Amor animal

            Catarina nunca pode ter filhos, embora tivesse tentado muito nestes 30 anos quase que solitários, de convivência com o marido Pedro. Isso talvez justificasse o imenso amor que nutria pelos animais, em especial pelos gatos, aqueles vadios que gostumavam aparecer de vez em quando no sítio em que residia, quilômetros longe da civilização.
            Pedro odiava os gatos, aliás, para Pedro, animais, somente os que rendiam carne para o consumo ou que fossem um bom negócio para o sítio.
            Assim, Catarina, nutria suas paixões pelo porquinho que ela ajudara a nascer, e batizava de chiquinho. Tão logo ele alcançava algum peso, ela o via transformado em linguiça, chouriço, ou um em bom pernil. O mesmo ocorria com os bezerros, frangos e todos os demais bichos do sítio.
            Foi quando começaram a aparecer os gatos. Ela aproveitava as sobras dos animais abatidos pelo marido e os alimentava, escondido, no porão. Até que ele descobriu, e andou matando alguns. Catarina, então, montou um canto seu, bem longe da casa, e para lá levava os restos e ia cevando os gatos, que cada vez eram em número maior, — tantos os gatos perdidos. Mas eles eram abusados e sempre achavam de aparecer por perto da casa. Pedro não os perdoava, eram cruelmente abatidos. Logo começaram a aparecer também alguns cães vadios, que Catarina tratava com o mesmo cuidado com que vinha tratando os gatos.
            Os dias se passavam e Catarina estava feliz, pois tinha os seus bichos, com quem conversava e recebia carinho. Catarina só sabia cuidar da casa, cozinhar e fazer doces em calda que apoderciam nos vidros, pois nunca tinham visitas, e brincar com seus inúmeros bichos.
            Pedro adoeceu e ficou acamado durante vários dias, os bichos estavam livres e podiam até entrar na cozinha, onde Catarina, nunca tão feliz, matava as galinhas e as dividia com eles, ali mesmo no chão de ladrilho.

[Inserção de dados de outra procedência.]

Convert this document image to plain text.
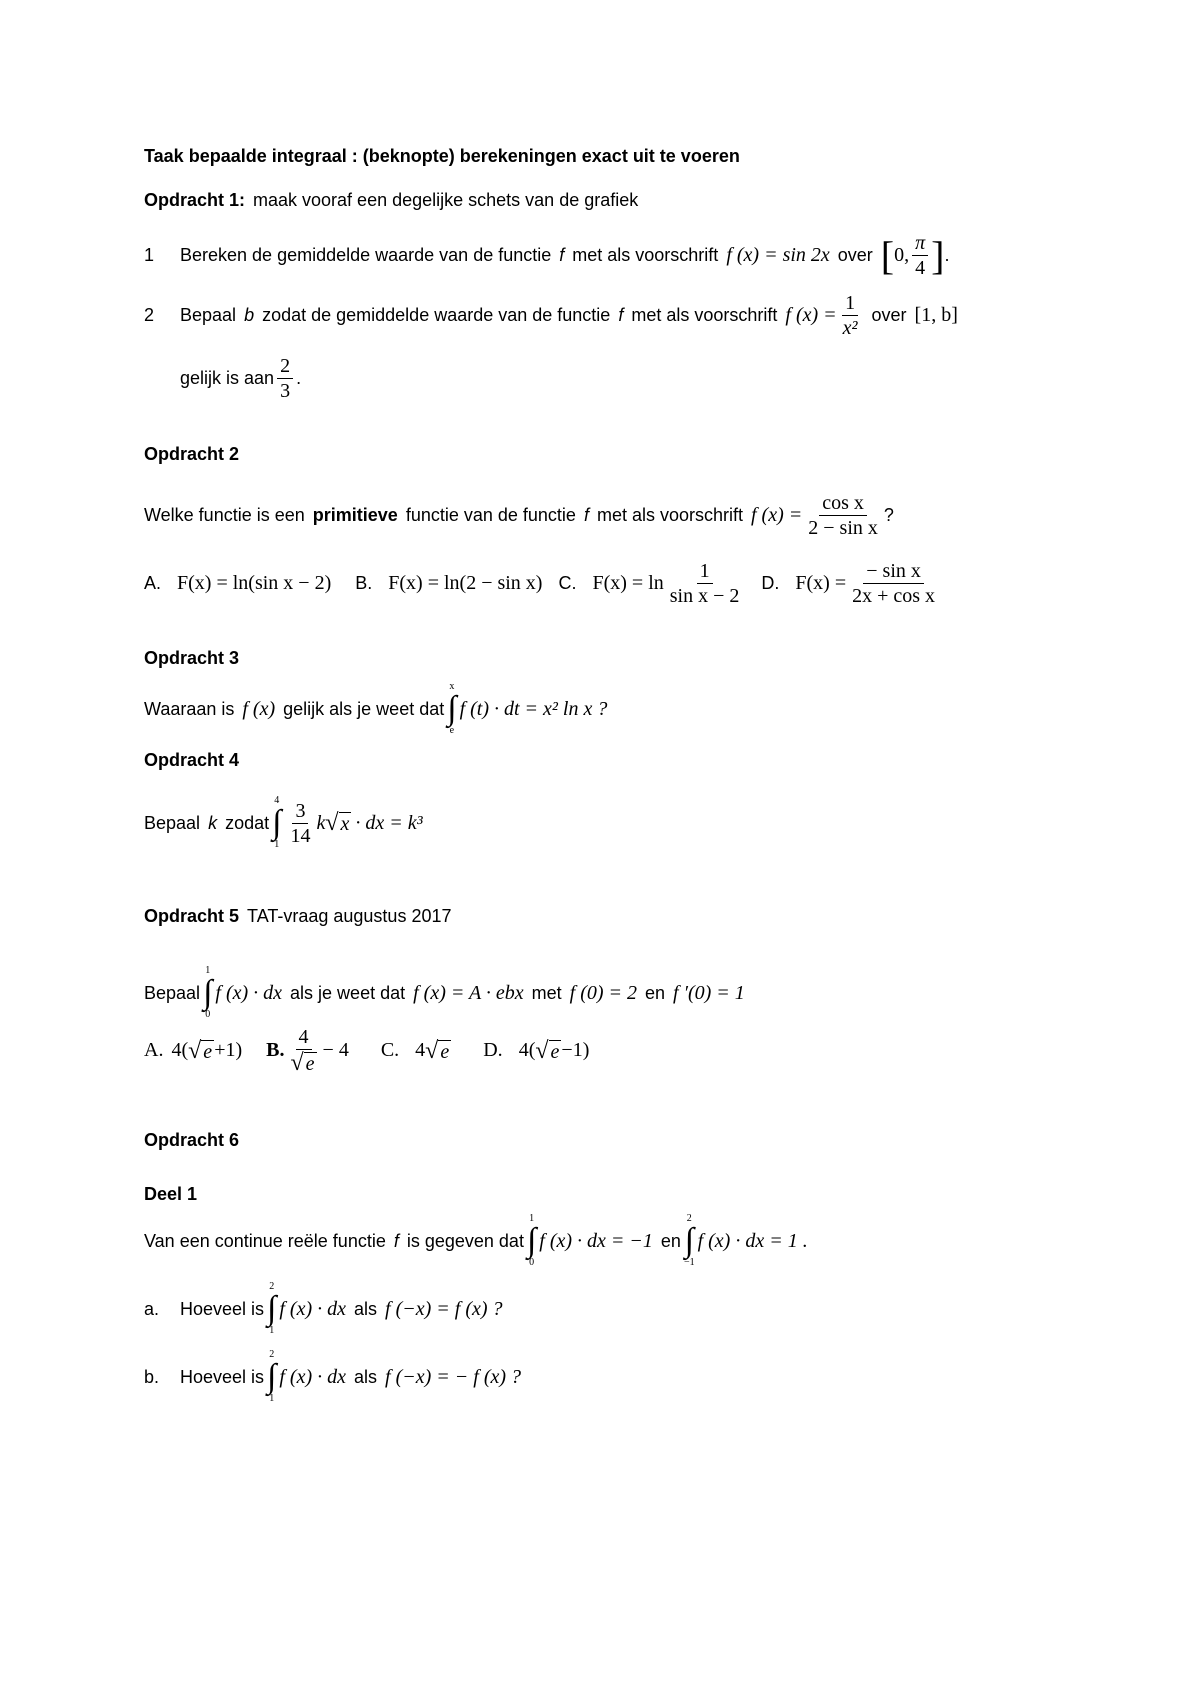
Taak bepaalde integraal : (beknopte) berekeningen exact uit te voeren
Opdracht 1: maak vooraf een degelijke schets van de grafiek
1	Bereken de gemiddelde waarde van de functie f met als voorschrift f (x) = sin 2x over [ 0, $\frac{\pi}{4}$ ] .
2	Bepaal b zodat de gemiddelde waarde van de functie f met als voorschrift f $(x) = \frac{1}{\text{x²}}$ over [1, b]
gelijk is aan $\frac{2}{3}$ .
Opdracht 2
Welke functie is een primitieve functie van de functie f met als voorschrift f $(x) = \frac{\text{cos x}}{\text{2 − sin x}}$ ?
A. F(x) = ln(sin x − 2) B. F(x) = ln(2 − sin x) C. $F(x) = \ln \frac{1}{\text{sin x − 2}} D$. $F(x) = \frac{\text{− sin x}}{\text{2x + cos x}}$
Opdracht 3
Waaraan is f (x) gelijk als je weet dat
x
∫
e
f (t) · dt = x² ln x ?
Opdracht 4
Bepaal k zodat
4
∫
$1 \frac{3}{14}$ k √ x · dx = k³
Opdracht 5 TAT-vraag augustus 2017
Bepaal
1
∫
0
f (x) · dx als je weet dat f (x) = A · e bx met f (0) = 2 en f ′(0) = 1
A. 4( √ e +1) B. $\frac{4}{√ e} - 4$ C. 4 √ e D. 4( √ e −1)
Opdracht 6
Deel 1
Van een continue reële functie f is gegeven dat
1
∫
0
f (x) · dx = −1 en
2
∫
−1
f (x) · dx = 1 .
a.	Hoeveel is
2
∫
1
f (x) · dx als f (−x) = f (x) ?
b.	Hoeveel is
2
∫
1
f (x) · dx als f (−x) = − f (x) ?
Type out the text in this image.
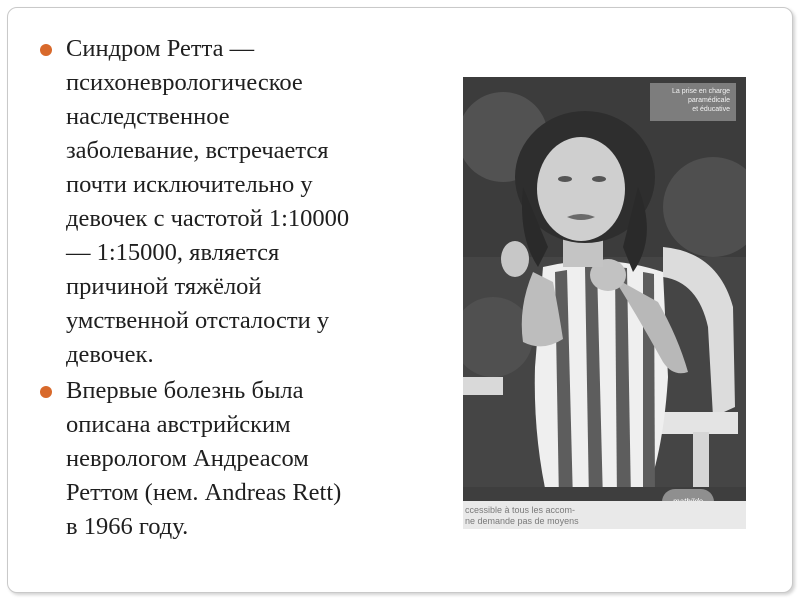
Синдром Ретта —
психоневрологическое
наследственное
заболевание, встречается
почти исключительно у
девочек с частотой 1:10000
— 1:15000, является
причиной тяжёлой
умственной отсталости у
девочек.
Впервые болезнь была
описана австрийским
неврологом Андреасом
Реттом (нем. Andreas Rett)
в 1966 году.
La prise en charge
paramédicale
et éducative
ccessible à tous les accom-
ne demande pas de moyens
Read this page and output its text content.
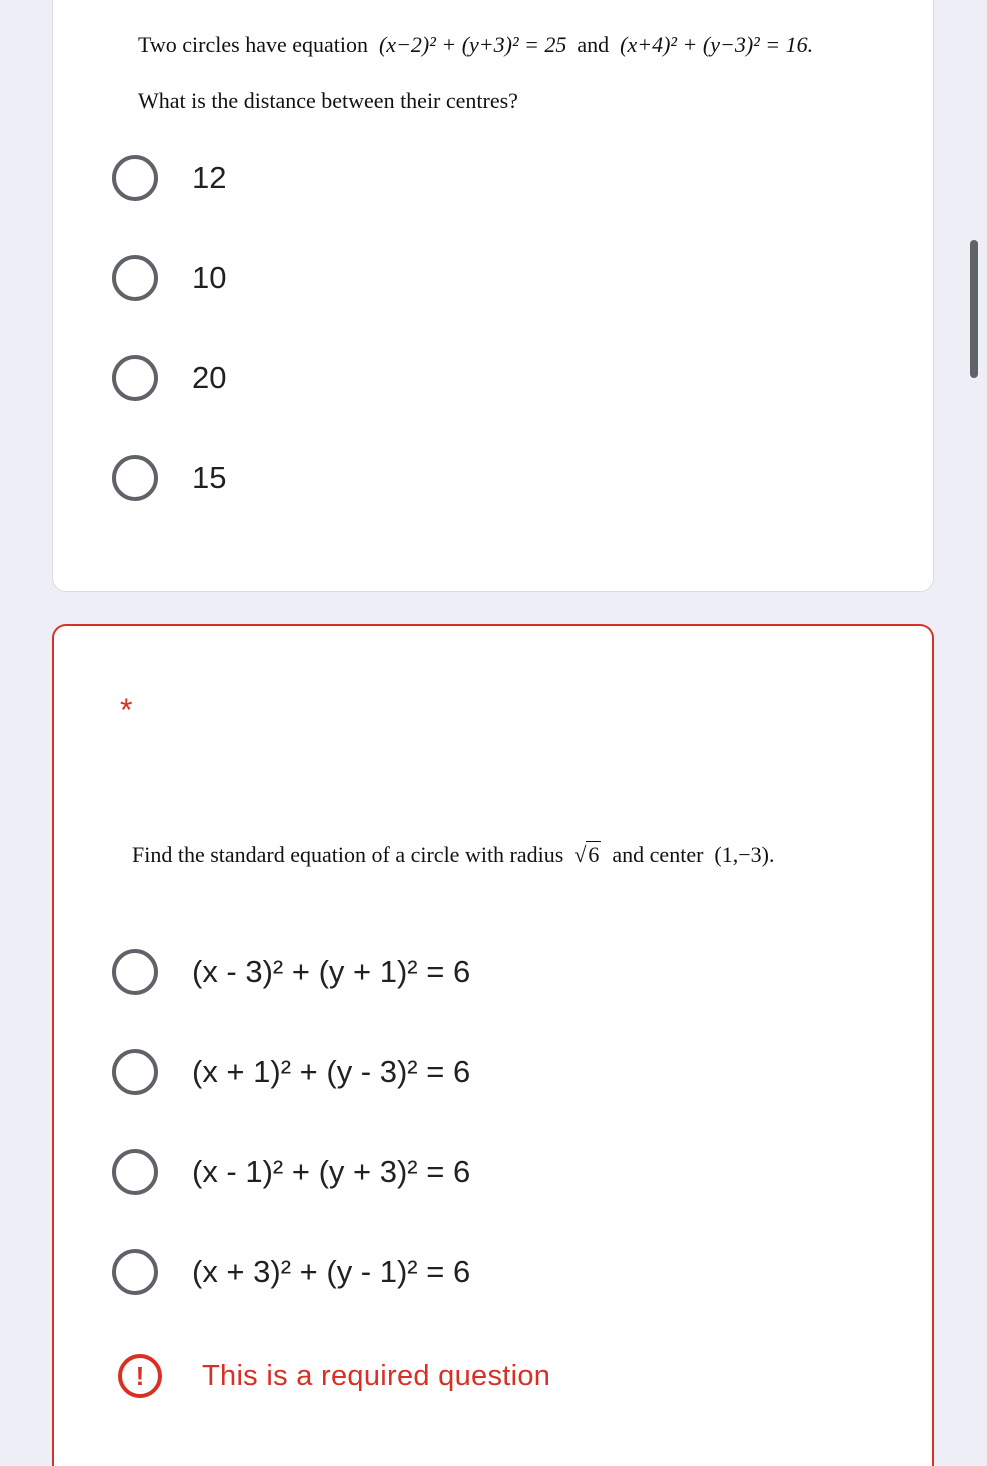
Two circles have equation (x−2)² + (y+3)² = 25 and (x+4)² + (y−3)² = 16.
What is the distance between their centres?
12
10
20
15
*
Find the standard equation of a circle with radius √6 and center (1,−3).
(x - 3)² + (y + 1)² = 6
(x + 1)² + (y - 3)² = 6
(x - 1)² + (y + 3)² = 6
(x + 3)² + (y - 1)² = 6
!	This is a required question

            Pedro morreu, sozinho no quarto, e Catarina deixou que os animais se banqueteassem. Foi uma festa! Pedro foi deliciosamente digerido. Não sobrou o que enterrar e Catarina, amou ainda mais os seus bichos.
            Catarina não sabia como ganhar a vida, mas tinha muito bicho criado para o abate, portanto, não havia com o que se precocupar, — pensou — e foi aí que começou com a matança desordenada de porcos, frangos, e até bois, para saciar a fome, cada vez mais exigente, de seus cães e gatos, que agora dominavam a casa e dormiam por toda parte.
            Não havia mais nada no sítio, as plantações secaram, e estava matando o último frango que restara, aliás nem era frango, era o galo cantador, foi quando finalmente percebeu que não poderia continuar a sustentá-los, não havia mais o que matar para dar a eles o que comer.
             Pegou a velha espingarda e atirou no próprio ouvido, oferecendo-lhes um último banquete. Que eles saborearam até os ossos.